After your first diabetes consultation, and a diagnosis of type 2 diabetes, you are probably thinking to yourself, “I can’t do this!”
You can. Millions do, every day. In fact, you must, because if you don’t your chances of going to the hospital are 50 percent higher than those of a diabetic whose blood sugar is under control.
Take a deep breath, and one step at a time. For example, the next time you are tempted to pop that gumdrop in your mouth, check your blood sugar instead.
Check it often. For a diabetic, blood glucose levels are as critical as blood oxygen levels are to someone with emphysema. Either one, out of control, can lead to the critical care unit, or death.
Get more exercise.
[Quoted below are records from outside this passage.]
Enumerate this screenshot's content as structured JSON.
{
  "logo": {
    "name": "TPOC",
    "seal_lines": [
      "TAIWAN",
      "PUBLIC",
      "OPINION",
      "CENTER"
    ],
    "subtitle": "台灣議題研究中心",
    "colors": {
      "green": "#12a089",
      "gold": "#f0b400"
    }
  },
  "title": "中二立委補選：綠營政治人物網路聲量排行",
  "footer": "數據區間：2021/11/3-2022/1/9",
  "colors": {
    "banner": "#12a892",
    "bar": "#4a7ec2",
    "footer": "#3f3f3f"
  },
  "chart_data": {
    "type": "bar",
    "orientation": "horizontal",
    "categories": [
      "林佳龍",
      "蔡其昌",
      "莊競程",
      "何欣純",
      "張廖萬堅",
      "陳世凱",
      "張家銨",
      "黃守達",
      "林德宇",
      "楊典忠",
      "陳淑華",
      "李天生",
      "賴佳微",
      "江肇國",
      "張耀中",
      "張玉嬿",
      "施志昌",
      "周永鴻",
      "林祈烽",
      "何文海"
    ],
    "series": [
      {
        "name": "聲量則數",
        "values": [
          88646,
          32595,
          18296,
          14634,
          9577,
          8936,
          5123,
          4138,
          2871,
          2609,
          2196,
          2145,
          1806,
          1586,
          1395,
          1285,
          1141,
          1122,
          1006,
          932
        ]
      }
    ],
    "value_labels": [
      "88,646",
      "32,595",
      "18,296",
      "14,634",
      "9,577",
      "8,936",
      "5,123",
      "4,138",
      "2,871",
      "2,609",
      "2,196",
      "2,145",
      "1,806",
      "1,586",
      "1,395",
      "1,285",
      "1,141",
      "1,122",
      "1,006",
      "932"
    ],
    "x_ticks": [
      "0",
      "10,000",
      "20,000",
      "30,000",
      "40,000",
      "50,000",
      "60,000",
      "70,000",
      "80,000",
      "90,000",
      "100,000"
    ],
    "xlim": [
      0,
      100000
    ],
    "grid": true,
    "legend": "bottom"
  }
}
As a type 2 diabetic, you want to focus on aerobic programs like walking, biking, hiking – even jogging, but don’t overdo. The diabetic optimum, to start, is 50-percent intensity, or no more than a 50 percent increase in your heart rate over long duration.
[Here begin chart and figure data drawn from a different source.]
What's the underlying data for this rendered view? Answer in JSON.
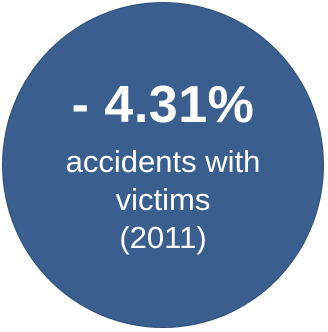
{
  "badge": {
    "value": "- 4.31%",
    "caption_line1": "accidents with",
    "caption_line2": "victims",
    "caption_line3": "(2011)",
    "background_color": "#3a5f8f",
    "text_color": "#ffffff"
  }
}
Take your medications. The doctor may prescribe any number and variety of diabetic medications used to control both blood sugar and appetite – the two elements critical to living with type 2 diabetes. Type 2 diabetics usually begin on a regimen of metformin until they reach a maximum dose of 2,000 milligrams daily.
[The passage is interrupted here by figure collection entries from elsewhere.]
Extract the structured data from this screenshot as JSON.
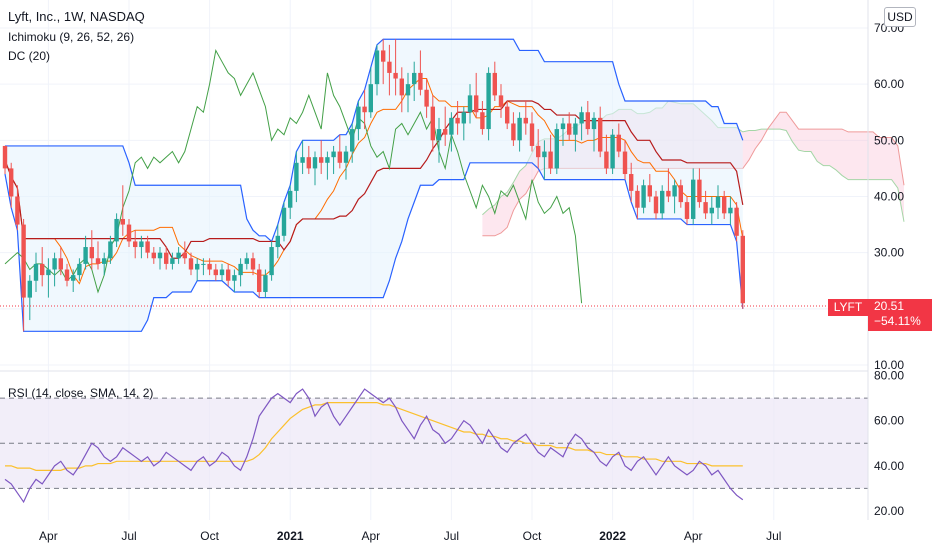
{
  "header": {
    "title": "Lyft, Inc., 1W, NASDAQ",
    "indicator_1": "Ichimoku (9, 26, 52, 26)",
    "indicator_2": "DC (20)",
    "currency_button": "USD"
  },
  "rsi_panel": {
    "label": "RSI (14, close, SMA, 14, 2)"
  },
  "price_label": {
    "ticker": "LYFT",
    "price": "20.51",
    "change": "−54.11%"
  },
  "colors": {
    "up": "#26a69a",
    "down": "#ef5350",
    "donchian": "#2962ff",
    "donchian_fill": "#e3f2fd",
    "tenkan": "#2962ff",
    "kijun": "#b71c1c",
    "chikou": "#43a047",
    "span_a": "#a5d6a7",
    "span_b": "#ef9a9a",
    "rsi": "#7e57c2",
    "rsi_ma": "#fbc02d",
    "rsi_band": "#ede7f6",
    "grid": "#f0f3fa",
    "price_line": "#f23645"
  },
  "chart_data": [
    {
      "type": "candlestick",
      "title": "Lyft, Inc., 1W, NASDAQ",
      "x_ticks": [
        "Apr",
        "Jul",
        "Oct",
        "2021",
        "Apr",
        "Jul",
        "Oct",
        "2022",
        "Apr",
        "Jul"
      ],
      "y_ticks": [
        "10.00",
        "20.00",
        "30.00",
        "40.00",
        "50.00",
        "60.00",
        "70.00"
      ],
      "ylim": [
        10,
        72
      ],
      "last_price": 20.51,
      "change_pct": -54.11,
      "ohlc_weekly": [
        [
          49,
          49,
          44,
          45
        ],
        [
          45,
          46,
          38,
          40
        ],
        [
          40,
          42,
          34,
          35
        ],
        [
          35,
          36,
          16,
          22
        ],
        [
          22,
          26,
          18,
          25
        ],
        [
          25,
          30,
          23,
          28
        ],
        [
          28,
          31,
          24,
          26
        ],
        [
          26,
          29,
          22,
          27
        ],
        [
          27,
          30,
          24,
          29
        ],
        [
          29,
          31,
          26,
          27
        ],
        [
          27,
          28,
          24,
          25
        ],
        [
          25,
          27,
          23,
          26
        ],
        [
          26,
          29,
          25,
          28
        ],
        [
          28,
          33,
          27,
          31
        ],
        [
          31,
          34,
          27,
          29
        ],
        [
          29,
          32,
          27,
          28
        ],
        [
          28,
          30,
          26,
          29
        ],
        [
          29,
          33,
          28,
          32
        ],
        [
          32,
          37,
          31,
          36
        ],
        [
          36,
          42,
          33,
          35
        ],
        [
          35,
          36,
          31,
          32
        ],
        [
          32,
          34,
          29,
          31
        ],
        [
          31,
          33,
          29,
          32
        ],
        [
          32,
          33,
          29,
          30
        ],
        [
          30,
          31,
          28,
          29
        ],
        [
          29,
          31,
          27,
          30
        ],
        [
          30,
          31,
          27,
          28
        ],
        [
          28,
          30,
          27,
          29
        ],
        [
          29,
          31,
          28,
          30
        ],
        [
          30,
          32,
          28,
          29
        ],
        [
          29,
          30,
          26,
          27
        ],
        [
          27,
          29,
          25,
          28
        ],
        [
          28,
          29,
          26,
          28
        ],
        [
          28,
          29,
          26,
          27
        ],
        [
          27,
          28,
          25,
          26
        ],
        [
          26,
          28,
          25,
          27
        ],
        [
          27,
          28,
          24,
          25
        ],
        [
          25,
          27,
          23,
          26
        ],
        [
          26,
          29,
          24,
          28
        ],
        [
          28,
          30,
          27,
          29
        ],
        [
          29,
          30,
          26,
          27
        ],
        [
          27,
          28,
          22,
          23
        ],
        [
          23,
          27,
          22,
          26
        ],
        [
          26,
          32,
          25,
          31
        ],
        [
          31,
          35,
          29,
          33
        ],
        [
          33,
          39,
          32,
          38
        ],
        [
          38,
          42,
          36,
          41
        ],
        [
          41,
          48,
          39,
          46
        ],
        [
          46,
          50,
          44,
          47
        ],
        [
          47,
          49,
          44,
          45
        ],
        [
          45,
          48,
          42,
          47
        ],
        [
          47,
          50,
          44,
          46
        ],
        [
          46,
          48,
          43,
          47
        ],
        [
          47,
          49,
          44,
          48
        ],
        [
          48,
          51,
          45,
          46
        ],
        [
          46,
          49,
          43,
          48
        ],
        [
          48,
          53,
          46,
          52
        ],
        [
          52,
          57,
          50,
          56
        ],
        [
          56,
          59,
          52,
          55
        ],
        [
          55,
          63,
          54,
          60
        ],
        [
          60,
          67,
          58,
          66
        ],
        [
          66,
          68,
          60,
          64
        ],
        [
          64,
          67,
          58,
          62
        ],
        [
          62,
          68,
          58,
          61
        ],
        [
          61,
          63,
          55,
          58
        ],
        [
          58,
          62,
          55,
          60
        ],
        [
          60,
          64,
          57,
          62
        ],
        [
          62,
          66,
          58,
          59
        ],
        [
          59,
          61,
          54,
          56
        ],
        [
          56,
          58,
          48,
          50
        ],
        [
          50,
          54,
          46,
          52
        ],
        [
          52,
          56,
          49,
          51
        ],
        [
          51,
          55,
          48,
          54
        ],
        [
          54,
          57,
          51,
          53
        ],
        [
          53,
          56,
          50,
          55
        ],
        [
          55,
          60,
          53,
          58
        ],
        [
          58,
          62,
          54,
          55
        ],
        [
          55,
          57,
          51,
          52
        ],
        [
          52,
          63,
          50,
          62
        ],
        [
          62,
          64,
          57,
          58
        ],
        [
          58,
          60,
          54,
          56
        ],
        [
          56,
          57,
          52,
          53
        ],
        [
          53,
          55,
          49,
          50
        ],
        [
          50,
          55,
          48,
          54
        ],
        [
          54,
          57,
          51,
          53
        ],
        [
          53,
          55,
          48,
          49
        ],
        [
          49,
          52,
          45,
          47
        ],
        [
          47,
          50,
          43,
          48
        ],
        [
          48,
          51,
          44,
          45
        ],
        [
          45,
          53,
          44,
          52
        ],
        [
          52,
          54,
          49,
          53
        ],
        [
          53,
          55,
          50,
          51
        ],
        [
          51,
          54,
          48,
          53
        ],
        [
          53,
          56,
          50,
          55
        ],
        [
          55,
          57,
          51,
          52
        ],
        [
          52,
          55,
          48,
          54
        ],
        [
          54,
          56,
          47,
          48
        ],
        [
          48,
          51,
          44,
          45
        ],
        [
          45,
          52,
          44,
          51
        ],
        [
          51,
          53,
          47,
          48
        ],
        [
          48,
          50,
          43,
          44
        ],
        [
          44,
          46,
          39,
          41
        ],
        [
          41,
          42,
          36,
          38
        ],
        [
          38,
          43,
          37,
          42
        ],
        [
          42,
          44,
          39,
          40
        ],
        [
          40,
          41,
          36,
          37
        ],
        [
          37,
          42,
          36,
          41
        ],
        [
          41,
          45,
          39,
          40
        ],
        [
          40,
          43,
          37,
          42
        ],
        [
          42,
          43,
          38,
          39
        ],
        [
          39,
          40,
          35,
          36
        ],
        [
          36,
          45,
          35,
          43
        ],
        [
          43,
          45,
          38,
          39
        ],
        [
          39,
          41,
          36,
          37
        ],
        [
          37,
          40,
          35,
          38
        ],
        [
          38,
          42,
          36,
          40
        ],
        [
          40,
          41,
          36,
          37
        ],
        [
          37,
          40,
          35,
          38
        ],
        [
          38,
          39,
          32,
          33
        ],
        [
          33,
          34,
          20,
          21
        ]
      ]
    },
    {
      "type": "line",
      "title": "RSI (14, close, SMA, 14, 2)",
      "y_ticks": [
        "20.00",
        "40.00",
        "60.00",
        "80.00"
      ],
      "ylim": [
        17,
        82
      ],
      "bands": [
        30,
        50,
        70
      ],
      "series": [
        {
          "name": "RSI",
          "values": [
            34,
            32,
            28,
            24,
            30,
            34,
            32,
            36,
            40,
            42,
            38,
            36,
            40,
            45,
            50,
            48,
            44,
            42,
            44,
            48,
            46,
            44,
            42,
            44,
            40,
            42,
            46,
            44,
            42,
            40,
            38,
            42,
            44,
            40,
            42,
            46,
            44,
            40,
            38,
            44,
            52,
            62,
            66,
            70,
            72,
            70,
            68,
            72,
            74,
            70,
            62,
            66,
            68,
            62,
            58,
            62,
            66,
            70,
            74,
            72,
            70,
            68,
            70,
            66,
            60,
            56,
            52,
            58,
            62,
            56,
            54,
            50,
            52,
            56,
            60,
            58,
            54,
            50,
            56,
            52,
            48,
            46,
            50,
            52,
            54,
            50,
            46,
            44,
            48,
            46,
            44,
            50,
            54,
            52,
            48,
            46,
            42,
            40,
            44,
            46,
            40,
            38,
            42,
            44,
            40,
            36,
            40,
            44,
            40,
            38,
            36,
            38,
            42,
            40,
            36,
            38,
            34,
            30,
            27,
            25
          ]
        },
        {
          "name": "RSI-based MA",
          "values": [
            40,
            40,
            39,
            39,
            39,
            38,
            38,
            38,
            38,
            38,
            39,
            39,
            39,
            40,
            40,
            41,
            41,
            41,
            42,
            42,
            42,
            42,
            42,
            42,
            42,
            42,
            42,
            42,
            42,
            42,
            42,
            42,
            42,
            42,
            42,
            42,
            42,
            42,
            42,
            42,
            43,
            45,
            48,
            52,
            55,
            58,
            61,
            63,
            65,
            66,
            67,
            67,
            68,
            68,
            68,
            68,
            68,
            68,
            68,
            68,
            68,
            67,
            67,
            66,
            65,
            64,
            63,
            62,
            61,
            60,
            59,
            58,
            57,
            56,
            55,
            55,
            54,
            54,
            53,
            53,
            52,
            52,
            51,
            51,
            50,
            50,
            49,
            49,
            49,
            48,
            48,
            48,
            47,
            47,
            47,
            46,
            46,
            45,
            45,
            45,
            44,
            44,
            44,
            43,
            43,
            43,
            42,
            42,
            42,
            42,
            41,
            41,
            41,
            41,
            40,
            40,
            40,
            40,
            40,
            40
          ]
        }
      ]
    }
  ]
}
If you are diagnosed with type 1 diabetes, this medication will be even more critical, and will – with few exceptions – be an analog (or form) of injectable insulin. If you are the parent of a preschool diabetic, the responsibility can be overwhelming. Once your child reaches school age, you’ll share this burden with a school nurse or trained, licensed individual.
Fortunately, type 1 diabetes sufferers represent only about 5 percent of total diabetes victims, which means you, a type 2 diabetic, have a disease that can be reversed by losing weight, getting adequate exercise, and watching your diet carefully.
Type 1 diabetics will never achieve this level of comfort.